Belgian bishop (1878-1962)

Louis-Joseph Kerkhofs, (15 February 1878 - 31 December 1962) was the Roman Catholic Bishop of Liège from 1927 - 1961.

== Life ==
Following his schooling in Peer, Louis-Joseph Kerkhofs studied at the Seminary in Hasselt and in Rome. On 22 September 1900, Kerkhof was ordained a Catholic Priest in Liège. In 1901 he became a professor at the minor seminary in Sint-Truiden. He took over the teaching of Dogmatics at the Major Seminary in Liège in 1917, and in 1922 was appointed Dean.

Pope Pius XI named him Titular Bishop of Diocaesarea in Palaestina and Coadjutor bishop of Liège on 18 December 1924. He was consecrated bishop by Martin-Hubert Rutten on 11 February of the following year, and the Co-Consecrators were Thomas Louis Heylen, Bishop of Namur, und Louis Joseph Legraive, Auxiliary Bishop in Mechelen–Brussels. With the death of Bishop Rutten on 17 July 1927, Kerkhofs succeeded him as the 88th Bishop of Liège. In 1942, he permitted the first deployment of a Worker-priest in a factory.

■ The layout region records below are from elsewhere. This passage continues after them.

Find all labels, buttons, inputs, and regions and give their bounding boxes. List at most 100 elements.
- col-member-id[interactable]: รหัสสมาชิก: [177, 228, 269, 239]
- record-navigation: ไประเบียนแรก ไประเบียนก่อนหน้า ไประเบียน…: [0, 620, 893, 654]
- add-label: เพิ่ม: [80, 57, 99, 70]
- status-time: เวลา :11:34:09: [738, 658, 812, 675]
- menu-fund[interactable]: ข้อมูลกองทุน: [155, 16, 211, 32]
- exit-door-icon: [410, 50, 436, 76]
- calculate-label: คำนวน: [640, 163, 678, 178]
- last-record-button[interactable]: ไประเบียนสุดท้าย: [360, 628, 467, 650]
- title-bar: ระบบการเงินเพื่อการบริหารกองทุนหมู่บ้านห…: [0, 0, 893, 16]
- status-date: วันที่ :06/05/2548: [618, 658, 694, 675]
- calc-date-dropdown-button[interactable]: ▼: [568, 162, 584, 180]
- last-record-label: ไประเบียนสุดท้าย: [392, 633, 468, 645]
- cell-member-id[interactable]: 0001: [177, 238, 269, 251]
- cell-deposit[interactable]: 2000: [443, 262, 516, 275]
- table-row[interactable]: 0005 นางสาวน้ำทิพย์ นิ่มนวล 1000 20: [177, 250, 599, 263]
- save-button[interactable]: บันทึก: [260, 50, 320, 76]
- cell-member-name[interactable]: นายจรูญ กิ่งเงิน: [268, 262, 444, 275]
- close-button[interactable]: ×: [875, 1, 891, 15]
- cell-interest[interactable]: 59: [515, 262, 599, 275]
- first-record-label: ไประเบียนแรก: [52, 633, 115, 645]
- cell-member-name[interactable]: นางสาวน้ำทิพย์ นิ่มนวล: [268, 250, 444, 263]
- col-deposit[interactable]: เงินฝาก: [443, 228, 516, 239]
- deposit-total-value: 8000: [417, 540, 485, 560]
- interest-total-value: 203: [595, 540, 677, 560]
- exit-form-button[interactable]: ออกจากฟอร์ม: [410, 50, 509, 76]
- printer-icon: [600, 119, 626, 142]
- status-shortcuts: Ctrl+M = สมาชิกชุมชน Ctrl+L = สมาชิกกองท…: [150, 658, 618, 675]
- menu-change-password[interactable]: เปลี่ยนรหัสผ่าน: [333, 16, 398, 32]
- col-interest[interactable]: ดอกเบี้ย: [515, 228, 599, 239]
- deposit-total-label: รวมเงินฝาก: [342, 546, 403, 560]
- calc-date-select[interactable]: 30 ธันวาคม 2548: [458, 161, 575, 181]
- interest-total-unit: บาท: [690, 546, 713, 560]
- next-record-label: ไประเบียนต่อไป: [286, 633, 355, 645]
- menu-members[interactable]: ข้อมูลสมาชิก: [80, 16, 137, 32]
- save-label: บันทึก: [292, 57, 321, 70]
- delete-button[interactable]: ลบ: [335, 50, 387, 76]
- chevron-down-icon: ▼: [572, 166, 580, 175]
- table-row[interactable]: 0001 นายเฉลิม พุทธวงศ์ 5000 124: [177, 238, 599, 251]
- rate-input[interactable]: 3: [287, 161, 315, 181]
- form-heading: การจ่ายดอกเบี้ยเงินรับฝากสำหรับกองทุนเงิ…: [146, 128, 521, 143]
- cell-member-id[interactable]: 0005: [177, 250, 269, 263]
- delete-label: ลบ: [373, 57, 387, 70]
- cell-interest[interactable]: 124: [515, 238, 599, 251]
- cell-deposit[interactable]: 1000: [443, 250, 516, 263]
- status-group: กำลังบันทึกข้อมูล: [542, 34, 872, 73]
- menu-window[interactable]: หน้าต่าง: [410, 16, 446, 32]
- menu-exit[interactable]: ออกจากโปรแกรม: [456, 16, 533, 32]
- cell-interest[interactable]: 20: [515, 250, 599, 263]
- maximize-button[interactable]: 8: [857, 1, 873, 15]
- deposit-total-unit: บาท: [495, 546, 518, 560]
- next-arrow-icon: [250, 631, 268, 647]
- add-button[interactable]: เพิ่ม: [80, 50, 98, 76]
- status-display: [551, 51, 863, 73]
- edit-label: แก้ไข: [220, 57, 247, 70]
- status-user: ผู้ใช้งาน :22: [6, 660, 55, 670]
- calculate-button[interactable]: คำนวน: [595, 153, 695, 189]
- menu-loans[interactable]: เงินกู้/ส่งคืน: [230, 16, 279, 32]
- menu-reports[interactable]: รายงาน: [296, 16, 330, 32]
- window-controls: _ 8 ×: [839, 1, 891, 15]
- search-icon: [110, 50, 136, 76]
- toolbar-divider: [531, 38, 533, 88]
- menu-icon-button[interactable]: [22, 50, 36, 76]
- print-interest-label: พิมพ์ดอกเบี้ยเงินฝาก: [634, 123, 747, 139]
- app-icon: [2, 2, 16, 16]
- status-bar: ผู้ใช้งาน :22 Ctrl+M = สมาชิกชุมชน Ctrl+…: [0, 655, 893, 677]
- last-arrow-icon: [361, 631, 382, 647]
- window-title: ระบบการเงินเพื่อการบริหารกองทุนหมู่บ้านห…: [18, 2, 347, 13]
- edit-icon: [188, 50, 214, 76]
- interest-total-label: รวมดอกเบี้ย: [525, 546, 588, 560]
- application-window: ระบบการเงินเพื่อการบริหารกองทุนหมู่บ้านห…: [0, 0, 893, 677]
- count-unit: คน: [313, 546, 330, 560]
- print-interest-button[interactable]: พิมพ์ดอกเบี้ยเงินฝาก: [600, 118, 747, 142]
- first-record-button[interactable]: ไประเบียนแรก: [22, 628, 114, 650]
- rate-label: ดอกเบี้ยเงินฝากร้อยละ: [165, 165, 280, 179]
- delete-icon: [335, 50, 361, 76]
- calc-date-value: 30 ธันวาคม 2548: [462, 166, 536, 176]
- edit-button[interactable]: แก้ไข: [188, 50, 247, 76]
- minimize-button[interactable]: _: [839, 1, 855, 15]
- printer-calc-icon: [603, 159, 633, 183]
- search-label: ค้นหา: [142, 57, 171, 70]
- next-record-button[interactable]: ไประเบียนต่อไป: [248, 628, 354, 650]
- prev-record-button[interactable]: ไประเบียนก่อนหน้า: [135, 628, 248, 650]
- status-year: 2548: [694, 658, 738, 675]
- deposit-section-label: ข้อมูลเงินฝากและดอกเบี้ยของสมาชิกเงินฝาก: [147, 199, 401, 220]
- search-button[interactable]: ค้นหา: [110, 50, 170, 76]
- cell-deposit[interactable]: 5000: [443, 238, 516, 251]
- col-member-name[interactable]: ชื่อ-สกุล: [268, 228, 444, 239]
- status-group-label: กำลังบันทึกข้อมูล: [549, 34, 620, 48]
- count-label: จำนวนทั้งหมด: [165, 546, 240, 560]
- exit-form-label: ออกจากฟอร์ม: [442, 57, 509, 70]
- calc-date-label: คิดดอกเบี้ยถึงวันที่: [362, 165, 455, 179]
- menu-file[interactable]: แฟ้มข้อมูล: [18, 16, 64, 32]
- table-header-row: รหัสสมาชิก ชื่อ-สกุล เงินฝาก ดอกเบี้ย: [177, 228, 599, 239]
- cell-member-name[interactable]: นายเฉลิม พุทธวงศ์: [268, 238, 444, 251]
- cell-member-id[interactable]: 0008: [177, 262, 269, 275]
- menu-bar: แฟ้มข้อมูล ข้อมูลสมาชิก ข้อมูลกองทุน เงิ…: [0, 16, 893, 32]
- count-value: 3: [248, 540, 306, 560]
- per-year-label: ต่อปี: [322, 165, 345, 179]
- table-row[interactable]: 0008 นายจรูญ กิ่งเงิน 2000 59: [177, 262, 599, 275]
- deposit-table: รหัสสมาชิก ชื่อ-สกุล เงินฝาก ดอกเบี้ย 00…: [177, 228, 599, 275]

During the Second World War, Kerkofs protected numerous Jews from the Gestapo. He hid the Chief Rabbi Solomon Ullmann in the episcopal palace, as well as hiding the Rabbi of Liège and his family in a monastery in Huy. Around 400 children and adults were housed and saved with the help of the businessman Max-Albert Van den Berg and the lawyer Guy Wolf in Banneux. For this work he received the Righteous Among the Nations honour posthumously in 1981.

On 7 December 1961 Pope John XXIII accepted his resignation from the Diocese of Liège and named him Titular Bishop of Serrae.

== Marian Apparition in Banneux ==
The twelve year old Mariette Beco claimed that, from the beginning of 1922, the Virgin Mary appeared to her as "Our Lady of the Poor". In 1942, Kerkhofs gave the recognition needed to make Banneux a particular Marian Shrine, and in 1949 he confirmed the supernatural nature of the Marian apparitions, which were later also recognised by the Vatican in 1952.